Der Einsatz von Miniaturen von systemischen Strukturaufstellungen in einer Mediation mit geschiedenen Eltern, die ein gemeinsames Kind haben und ihre Kommunikation verbessern wollen. 

In einer Mediation mit zwei geschiedenen Eltern, in der die Beziehung der Eltern untereinander mit Blick auf das gemeinsame Kind verbessert werden sollte, sagte die Mutter, dass alles leichter ginge, wenn sie dem Vater vertrauen könnte; dies sei ihr aber nicht möglich. Der Vater seinerseits sagte, dass er der Mutter gern vertrauen würde, dass ihm das aber nicht gelänge. Beide erklärten, dass es ein Hindernis gebe. Der Mediator stellte je vor die parallel in die gleiche Richtung schauenden Medianden einen Stuhl in einiger Distanz hin und sagte, diese beiden Stühle repräsentierten je ihr Ziel, das sie „Vertrauen“ genannt hätten. Beide stimmten zu, wobei sich die Mimik beider leicht entspannte. Anschliessend stellte er je einen Stuhl zwischen die Mutter resp. den Vater und je ihren Zielen und erklärte, diese beiden Stühle repräsentierten je ihr Hindernis. Beide Medianden stimmten wiederum zu. Dabei war in der Mimik zu sehen, dass beide ernster und leicht traurig wurden, und sich der Blick nach innen kehrte. Der Mediator führte nun ein Gespräch mit den Medianden darüber wie sie in ihrem Leben erfolgreich mit Hindernissen umgegangen waren.

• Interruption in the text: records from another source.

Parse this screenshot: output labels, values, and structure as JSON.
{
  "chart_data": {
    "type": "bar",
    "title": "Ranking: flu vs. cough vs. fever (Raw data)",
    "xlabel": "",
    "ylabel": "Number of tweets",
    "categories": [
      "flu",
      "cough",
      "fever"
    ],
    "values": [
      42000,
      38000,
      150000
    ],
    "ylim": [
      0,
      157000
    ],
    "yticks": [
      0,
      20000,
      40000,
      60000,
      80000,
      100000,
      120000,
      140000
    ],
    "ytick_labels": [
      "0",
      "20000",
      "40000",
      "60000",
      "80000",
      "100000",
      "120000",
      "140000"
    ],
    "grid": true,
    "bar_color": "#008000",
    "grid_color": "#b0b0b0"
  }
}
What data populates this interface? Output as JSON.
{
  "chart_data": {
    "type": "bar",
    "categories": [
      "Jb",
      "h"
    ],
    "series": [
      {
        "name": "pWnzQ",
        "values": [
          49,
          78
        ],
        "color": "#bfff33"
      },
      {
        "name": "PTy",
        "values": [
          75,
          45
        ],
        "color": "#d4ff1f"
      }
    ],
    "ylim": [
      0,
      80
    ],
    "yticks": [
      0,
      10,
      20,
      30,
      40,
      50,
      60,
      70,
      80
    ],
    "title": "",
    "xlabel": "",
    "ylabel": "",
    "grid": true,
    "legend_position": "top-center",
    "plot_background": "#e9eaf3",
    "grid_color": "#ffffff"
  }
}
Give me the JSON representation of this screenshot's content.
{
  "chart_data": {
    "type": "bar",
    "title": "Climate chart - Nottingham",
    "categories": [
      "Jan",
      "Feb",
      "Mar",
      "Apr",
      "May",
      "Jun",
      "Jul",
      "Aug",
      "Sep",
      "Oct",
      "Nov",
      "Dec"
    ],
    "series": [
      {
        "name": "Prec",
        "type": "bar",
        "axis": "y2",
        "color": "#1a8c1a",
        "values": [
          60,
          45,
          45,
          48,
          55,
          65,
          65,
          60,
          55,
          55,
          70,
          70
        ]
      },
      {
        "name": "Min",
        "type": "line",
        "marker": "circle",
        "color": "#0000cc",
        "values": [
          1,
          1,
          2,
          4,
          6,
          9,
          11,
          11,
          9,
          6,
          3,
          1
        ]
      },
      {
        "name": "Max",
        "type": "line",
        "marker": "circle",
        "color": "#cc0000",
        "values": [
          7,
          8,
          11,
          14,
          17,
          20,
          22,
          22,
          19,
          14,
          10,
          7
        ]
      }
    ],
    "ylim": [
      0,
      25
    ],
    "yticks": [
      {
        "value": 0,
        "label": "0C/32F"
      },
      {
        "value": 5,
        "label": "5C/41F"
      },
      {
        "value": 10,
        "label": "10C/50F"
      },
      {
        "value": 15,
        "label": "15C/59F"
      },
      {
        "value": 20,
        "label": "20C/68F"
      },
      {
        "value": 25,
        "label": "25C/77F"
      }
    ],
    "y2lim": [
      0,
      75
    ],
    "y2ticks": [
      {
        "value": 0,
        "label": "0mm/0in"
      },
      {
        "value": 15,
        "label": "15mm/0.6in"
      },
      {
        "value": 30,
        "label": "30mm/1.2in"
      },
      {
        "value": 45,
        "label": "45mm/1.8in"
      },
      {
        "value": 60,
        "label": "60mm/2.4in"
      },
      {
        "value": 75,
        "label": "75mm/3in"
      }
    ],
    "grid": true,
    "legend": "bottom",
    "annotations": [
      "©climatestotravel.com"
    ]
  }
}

Der Vater sagte, er „überwinde“ Hindernisse, er „komme über sie hinweg“. Die Mutter sagte, sie „beseitige“ Hindernisse. Anschliessend interviewte der Mediator die beiden je für sich wie sie das in der Vergangenheit genau gemacht hätten und was dabei hilfreich gewesen sei. Beim Erzählen waren in der Mimik beider Ansätze von Freude und ein leichtes Lächeln zu erkennen. Auch das Interesse an einander stieg. Der Vater kam zum Schluss, dass es darum gehe, dass er sich selbst überwinden müsse, um zum Vertrauen zu kommen. Die Mutter erzählte schliesslich, dass sie schon länger mit fremder Hilfe daran arbeite, zu lernen, das Hindernis zu beseitigen. Schliesslich stellte der Mediator einen Stuhl zwischen die Beiden und bezeichnete ihn als Repräsentant des gemeinsamen Kindes. Beide stimmten zu und erklärten, dass sie bereit seien, es für das Kind zu machen.

Die Miniaturaufstellung ermöglichte es den Medianden zunächst, sich mit je ihrem Ziel („Vertrauen“) zu verbinden und eine positive physisch-affektive Reaktion darauf zu erleben. Gleichzeitig erlaubte es ihnen zu erkennen, dass sie je ein eigenes Ziel hatten, und dass die Ziele miteinander kompatibel waren. Dass sie je ein eigenes Ziel hatten, brachte ihnen Erleichterung und steigerte ihre konstruktive Handlungsfähigkeit. Mit der Einführung der Repräsentanten für die beiden Hindernisse erkannten die Medianden zuerst, dass jede und jeder selbst etwas hatte, was sie bzw. ihn bei der Lösung behinderte; damit verloren die Streitereien über die Verantwortung für das Problem und die Schuldzuweisungen ihren Sinn. Die Einführung eines Repräsentanten für das Kind machte das Bild schliesslich vollständig, indem das Motiv für den Aufwand bei der Überwindung bzw. der Beseitigung des Hindernisses erlebbar wurde.

In der Folge verbesserte sich die Kommunikation der Beiden insbesondere mit Blick auf die Organisation und Durchführung der Besuche des Kindes beim Vater. Die Kontakte des Vater mit dem Kind wurden einfacher und erfreulicher für alle.